As with imagination, so with intuition.  God intends to shape it by his Spirit and his Word.  This is in large part what takes place in what we call spiritual transformation.  The Master molds our mental and volitional habits and intuitions to be like his (Mtt. 11:29-30; 28:18-20; Rom. 12:1-2; Gal. 4:19).  Pastoral work happens in this venue.

Pastors must teach the Word in a way that speaks to people’s imaginations and intuitions.  The Spirit takes the Word-made-text and reveals the Word-made-flesh in the souls/minds/hearts of the people who hear the Lord’s voice (Jn.10:27; 15:7).  It happens slowly, over time, and is always imbedded in the experiences (especially sorrow) of life in this age. 

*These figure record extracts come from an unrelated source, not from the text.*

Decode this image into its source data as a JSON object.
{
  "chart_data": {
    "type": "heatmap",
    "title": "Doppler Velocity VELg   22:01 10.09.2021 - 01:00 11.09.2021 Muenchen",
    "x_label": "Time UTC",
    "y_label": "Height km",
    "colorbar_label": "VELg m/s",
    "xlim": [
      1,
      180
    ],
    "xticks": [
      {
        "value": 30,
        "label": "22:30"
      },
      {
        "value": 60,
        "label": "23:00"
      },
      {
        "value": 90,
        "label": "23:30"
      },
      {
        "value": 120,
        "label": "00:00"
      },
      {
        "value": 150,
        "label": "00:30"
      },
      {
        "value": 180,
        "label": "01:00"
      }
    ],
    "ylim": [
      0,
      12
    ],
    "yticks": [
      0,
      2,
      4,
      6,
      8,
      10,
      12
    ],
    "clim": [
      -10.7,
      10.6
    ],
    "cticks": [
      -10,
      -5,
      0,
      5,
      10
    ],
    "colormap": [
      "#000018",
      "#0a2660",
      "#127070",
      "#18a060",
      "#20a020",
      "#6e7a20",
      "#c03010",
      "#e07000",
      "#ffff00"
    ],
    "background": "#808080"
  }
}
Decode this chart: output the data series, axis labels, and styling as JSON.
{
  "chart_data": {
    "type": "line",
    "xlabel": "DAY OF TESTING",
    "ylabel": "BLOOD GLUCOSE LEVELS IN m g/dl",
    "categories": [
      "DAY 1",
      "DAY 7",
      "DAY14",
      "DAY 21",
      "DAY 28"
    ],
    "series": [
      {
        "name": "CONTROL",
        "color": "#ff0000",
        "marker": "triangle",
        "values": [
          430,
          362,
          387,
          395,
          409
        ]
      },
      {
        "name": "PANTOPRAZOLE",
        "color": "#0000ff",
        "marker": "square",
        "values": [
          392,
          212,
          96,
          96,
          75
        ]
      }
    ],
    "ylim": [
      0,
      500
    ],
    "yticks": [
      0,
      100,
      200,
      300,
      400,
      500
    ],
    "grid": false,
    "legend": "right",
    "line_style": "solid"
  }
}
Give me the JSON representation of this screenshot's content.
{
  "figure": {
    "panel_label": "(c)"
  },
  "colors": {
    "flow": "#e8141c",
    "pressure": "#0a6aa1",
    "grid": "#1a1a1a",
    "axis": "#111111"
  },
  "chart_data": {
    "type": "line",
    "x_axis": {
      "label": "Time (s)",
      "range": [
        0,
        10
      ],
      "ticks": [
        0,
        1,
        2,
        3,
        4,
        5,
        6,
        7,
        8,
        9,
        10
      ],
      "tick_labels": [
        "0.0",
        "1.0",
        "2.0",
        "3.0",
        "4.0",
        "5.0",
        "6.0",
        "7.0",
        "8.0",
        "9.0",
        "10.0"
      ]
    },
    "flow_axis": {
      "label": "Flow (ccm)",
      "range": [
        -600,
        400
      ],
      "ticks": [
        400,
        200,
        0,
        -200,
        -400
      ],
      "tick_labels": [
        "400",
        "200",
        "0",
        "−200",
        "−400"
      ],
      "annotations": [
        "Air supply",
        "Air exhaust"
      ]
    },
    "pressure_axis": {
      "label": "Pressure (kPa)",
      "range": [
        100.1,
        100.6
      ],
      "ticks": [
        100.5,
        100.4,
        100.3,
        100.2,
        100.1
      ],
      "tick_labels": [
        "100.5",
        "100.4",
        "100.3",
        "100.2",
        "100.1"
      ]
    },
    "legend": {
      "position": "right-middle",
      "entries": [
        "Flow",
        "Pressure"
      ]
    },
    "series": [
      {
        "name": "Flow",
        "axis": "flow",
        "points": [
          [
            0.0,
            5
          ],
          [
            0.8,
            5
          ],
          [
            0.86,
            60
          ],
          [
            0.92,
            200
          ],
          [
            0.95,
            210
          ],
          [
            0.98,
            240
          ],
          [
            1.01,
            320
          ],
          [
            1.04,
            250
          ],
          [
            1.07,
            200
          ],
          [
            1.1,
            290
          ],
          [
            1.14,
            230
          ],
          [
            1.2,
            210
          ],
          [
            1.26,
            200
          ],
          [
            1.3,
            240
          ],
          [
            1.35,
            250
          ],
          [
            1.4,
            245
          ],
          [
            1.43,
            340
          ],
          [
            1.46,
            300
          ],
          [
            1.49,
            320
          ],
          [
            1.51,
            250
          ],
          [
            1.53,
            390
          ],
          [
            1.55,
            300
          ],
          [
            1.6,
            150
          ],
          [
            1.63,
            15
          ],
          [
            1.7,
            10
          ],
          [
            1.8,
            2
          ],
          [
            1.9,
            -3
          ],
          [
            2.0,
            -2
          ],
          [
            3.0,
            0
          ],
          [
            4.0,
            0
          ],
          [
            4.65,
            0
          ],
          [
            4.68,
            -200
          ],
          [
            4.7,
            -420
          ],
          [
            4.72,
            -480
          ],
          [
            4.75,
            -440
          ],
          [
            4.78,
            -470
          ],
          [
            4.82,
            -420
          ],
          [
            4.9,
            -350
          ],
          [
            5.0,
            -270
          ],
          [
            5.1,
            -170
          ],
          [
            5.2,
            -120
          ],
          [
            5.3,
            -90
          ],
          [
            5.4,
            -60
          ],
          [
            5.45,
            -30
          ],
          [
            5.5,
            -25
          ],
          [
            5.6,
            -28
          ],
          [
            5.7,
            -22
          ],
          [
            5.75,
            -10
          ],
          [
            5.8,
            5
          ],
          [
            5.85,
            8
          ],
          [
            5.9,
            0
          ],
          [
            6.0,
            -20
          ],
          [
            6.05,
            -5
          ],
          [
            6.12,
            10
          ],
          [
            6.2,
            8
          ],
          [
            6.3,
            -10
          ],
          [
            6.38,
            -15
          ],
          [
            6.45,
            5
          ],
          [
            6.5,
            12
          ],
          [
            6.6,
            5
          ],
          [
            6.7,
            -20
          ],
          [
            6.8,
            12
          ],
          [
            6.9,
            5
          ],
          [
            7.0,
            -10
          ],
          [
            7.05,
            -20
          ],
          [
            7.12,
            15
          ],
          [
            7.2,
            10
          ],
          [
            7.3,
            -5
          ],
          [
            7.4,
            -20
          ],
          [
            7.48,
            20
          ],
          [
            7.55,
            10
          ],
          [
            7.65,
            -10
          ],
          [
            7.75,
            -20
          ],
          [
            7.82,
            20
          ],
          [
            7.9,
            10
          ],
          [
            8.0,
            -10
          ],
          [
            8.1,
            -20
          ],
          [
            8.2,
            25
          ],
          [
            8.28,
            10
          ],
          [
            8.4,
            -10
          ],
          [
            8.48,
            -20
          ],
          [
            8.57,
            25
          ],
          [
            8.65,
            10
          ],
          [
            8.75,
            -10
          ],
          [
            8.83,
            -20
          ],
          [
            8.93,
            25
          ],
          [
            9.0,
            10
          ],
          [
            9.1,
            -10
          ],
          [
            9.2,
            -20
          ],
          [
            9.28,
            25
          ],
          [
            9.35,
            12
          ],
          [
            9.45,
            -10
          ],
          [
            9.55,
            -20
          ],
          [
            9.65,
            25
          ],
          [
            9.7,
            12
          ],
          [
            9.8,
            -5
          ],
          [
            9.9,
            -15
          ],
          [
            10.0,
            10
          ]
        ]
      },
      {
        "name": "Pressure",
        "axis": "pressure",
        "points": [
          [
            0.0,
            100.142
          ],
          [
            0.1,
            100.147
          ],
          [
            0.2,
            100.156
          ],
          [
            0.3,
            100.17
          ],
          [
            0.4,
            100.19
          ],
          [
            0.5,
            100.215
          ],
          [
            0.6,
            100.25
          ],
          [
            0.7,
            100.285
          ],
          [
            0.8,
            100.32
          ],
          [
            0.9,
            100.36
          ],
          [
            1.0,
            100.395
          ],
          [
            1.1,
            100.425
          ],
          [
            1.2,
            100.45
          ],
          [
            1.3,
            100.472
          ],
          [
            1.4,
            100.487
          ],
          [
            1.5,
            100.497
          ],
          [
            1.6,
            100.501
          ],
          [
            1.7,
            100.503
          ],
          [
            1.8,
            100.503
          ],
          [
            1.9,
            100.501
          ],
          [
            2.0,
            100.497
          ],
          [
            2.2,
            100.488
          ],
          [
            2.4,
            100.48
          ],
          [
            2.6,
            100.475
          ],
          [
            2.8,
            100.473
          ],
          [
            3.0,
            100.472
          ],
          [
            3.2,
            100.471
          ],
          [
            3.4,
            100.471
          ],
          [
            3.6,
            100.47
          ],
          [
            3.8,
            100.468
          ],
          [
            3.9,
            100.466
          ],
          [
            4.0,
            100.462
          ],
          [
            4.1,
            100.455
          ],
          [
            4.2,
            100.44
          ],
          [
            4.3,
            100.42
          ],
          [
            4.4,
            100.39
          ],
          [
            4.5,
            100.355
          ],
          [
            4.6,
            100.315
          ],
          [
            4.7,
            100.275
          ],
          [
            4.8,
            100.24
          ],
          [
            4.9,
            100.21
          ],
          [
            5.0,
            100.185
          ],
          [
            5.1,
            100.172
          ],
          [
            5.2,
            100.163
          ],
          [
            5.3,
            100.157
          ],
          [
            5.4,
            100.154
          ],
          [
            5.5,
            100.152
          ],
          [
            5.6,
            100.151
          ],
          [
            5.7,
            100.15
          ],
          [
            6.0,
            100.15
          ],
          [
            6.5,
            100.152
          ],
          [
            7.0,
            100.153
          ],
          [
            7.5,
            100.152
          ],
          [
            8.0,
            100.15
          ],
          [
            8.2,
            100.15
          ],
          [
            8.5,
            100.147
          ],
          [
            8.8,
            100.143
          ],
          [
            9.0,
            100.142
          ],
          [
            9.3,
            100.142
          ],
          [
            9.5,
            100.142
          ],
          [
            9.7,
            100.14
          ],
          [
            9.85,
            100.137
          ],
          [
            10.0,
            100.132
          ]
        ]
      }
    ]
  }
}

Seeing the invisible, living by faith and not by sight, opening the eyes of our heart, all involve our imagination and our intuition.  From time to time we should ask ourselves the condition of our “inner person” with regard to these things.  What is shaping our imagination these days?  How is our intuition growing in Spirit-guided ways?  What is the role of meditation on God’s Word in these things?

[1] Webster’s 11th Collegiate Dictionary defines imagination as, “the act or power of forming a mental image of something not present to the senses or never before wholly perceived in reality; creative ability; a creation of the mind.” 

[2] Oswald Chambers, My Utmost for His Highest (New York: Dodd, Mead & Company, 1935) 42.

[3] Note the similarity between this definition and that of faith in Hebrews 11:1.

[4] J. P. Moreland and William Lane Craig, Foundations for a Christian Worldview (Downers Grove: InterVarsity Press, 2003) 422.

[5] Any good systematic theology will expound this in various ways, Open Theism notwithstanding.  For good discussions from different angles see: John Frame, Doctrine of God, 469-512; John Feinberg, No One Like Him 299-320; Wayne Grudem, Systematic Theology 190-193.